Toutefois, elle annonce l’arrivée d’un nouvel appareil de radiothérapie externe de type VMAT (Arcthérapie volumétrique par modulation d’intensité), une technique de pointe pour traiter les cancers avec plus de précision. Cette nouvelle technologie, combinée à du matériel et des accessoires supplémentaires, permettra à l’hôpital d’augmenter sa capacité d’accueil de patients, passant de 50 à 80 patients par jour.
Selon Dr Mané, avec cette nouvelle technologie, les traitements deviendront ainsi « plus efficaces et moins toxiques ». Elle espère que ces améliorations seront opérationnelles avant la fin de l’année 2025, grâce au travail acharné du ministère de la Santé et de la Direction des infrastructures.
Prise en charge des enfants malades du cancer, un défi
Le Dr Maïmouna Mané attire également l’attention sur un problème crucial : les cancers de l’enfant, qui, selon elle, représentent 1% des cas de cancer et sont souvent négligés malgré leur gravité. Malheureusement, dit-elle, ces cancers sont souvent masqués par ceux de l’adulte, ce qui entraîne une prise en charge insuffisante due au manque de spécialistes et d’infrastructures.

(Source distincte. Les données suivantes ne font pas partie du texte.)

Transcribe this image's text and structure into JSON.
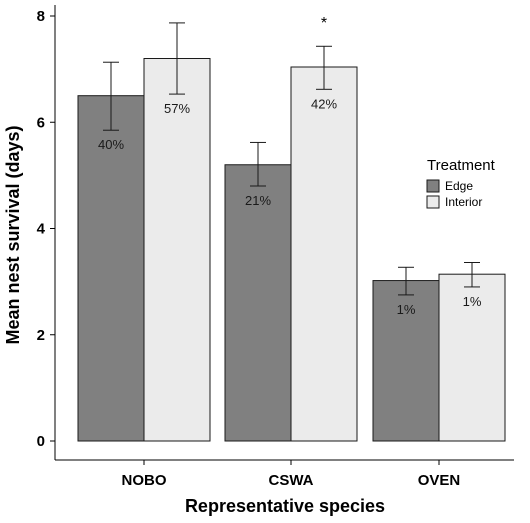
{
  "chart_data": {
    "type": "bar",
    "title": "",
    "xlabel": "Representative species",
    "ylabel": "Mean nest survival (days)",
    "ylim": [
      0,
      8.15
    ],
    "yticks": [
      0,
      2,
      4,
      6,
      8
    ],
    "categories": [
      "NOBO",
      "CSWA",
      "OVEN"
    ],
    "legend": {
      "title": "Treatment",
      "position": "right"
    },
    "series": [
      {
        "name": "Edge",
        "color": "#808080",
        "values": [
          6.5,
          5.2,
          3.02
        ],
        "error_low": [
          5.85,
          4.8,
          2.75
        ],
        "error_high": [
          7.13,
          5.62,
          3.27
        ],
        "labels": [
          "40%",
          "21%",
          "1%"
        ]
      },
      {
        "name": "Interior",
        "color": "#ebebeb",
        "values": [
          7.2,
          7.04,
          3.14
        ],
        "error_low": [
          6.53,
          6.62,
          2.9
        ],
        "error_high": [
          7.87,
          7.43,
          3.36
        ],
        "labels": [
          "57%",
          "42%",
          "1%"
        ]
      }
    ],
    "annotations": [
      {
        "category": "CSWA",
        "text": "*"
      }
    ],
    "grid": false
  }
}
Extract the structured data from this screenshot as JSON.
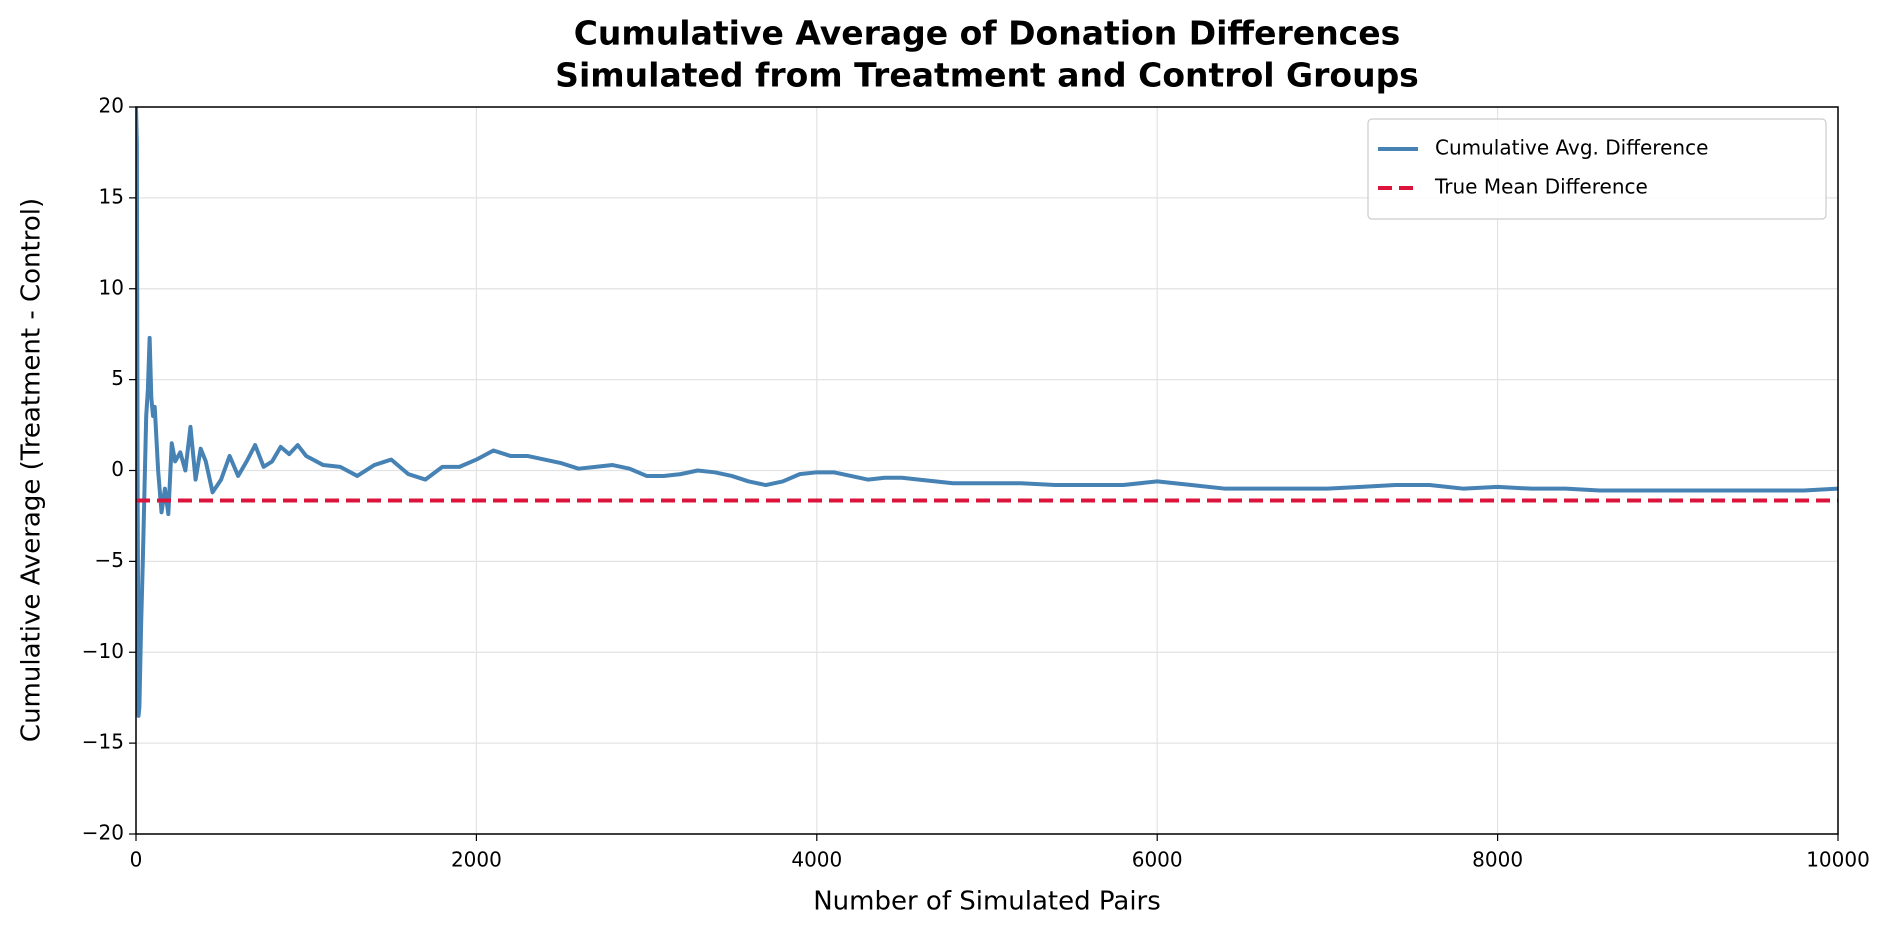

Elle a précisé qu’actuellement, le service d’oncopédiatrie de Dalal Diam est le seul à prendre en charge les enfants atteints de cancer. Cependant, lorsque ces enfants ont besoin de radiothérapie pour augmenter leurs chances de survie, ils sont dirigés vers l’hôpital Cheikh Ahmadoul Khadim.
Pour leur donner la priorité, les enfants sont intégrés directement dans le circuit de radiothérapie, ce qui malheureusement allonge la liste d’attente pour les adultes. La prise en charge des enfants atteints de cancer nécessite un dispositif particulier, notamment pour les séances de radiothérapie.
Selon le Dr Maïmouna Mané, pour maintenir les enfants immobiles pendant les séances, il est souvent nécessaire de les anesthésier. Cela signifie qu’un enfant qui doit suivre 14 séances de radiothérapie devra être endormi 14 fois, ce qui nécessite la présence d’un anesthésiste à chaque séance.
Malheureusement, l’hôpital Cheikh Ahmadoul Khadim ne dispose pas des ressources nécessaires, notamment en termes d’anesthésistes et de matériel. En conséquence, l’hôpital ne peut prendre en charge que deux enfants par mois en radiothérapie, en attendant une amélioration de la situation.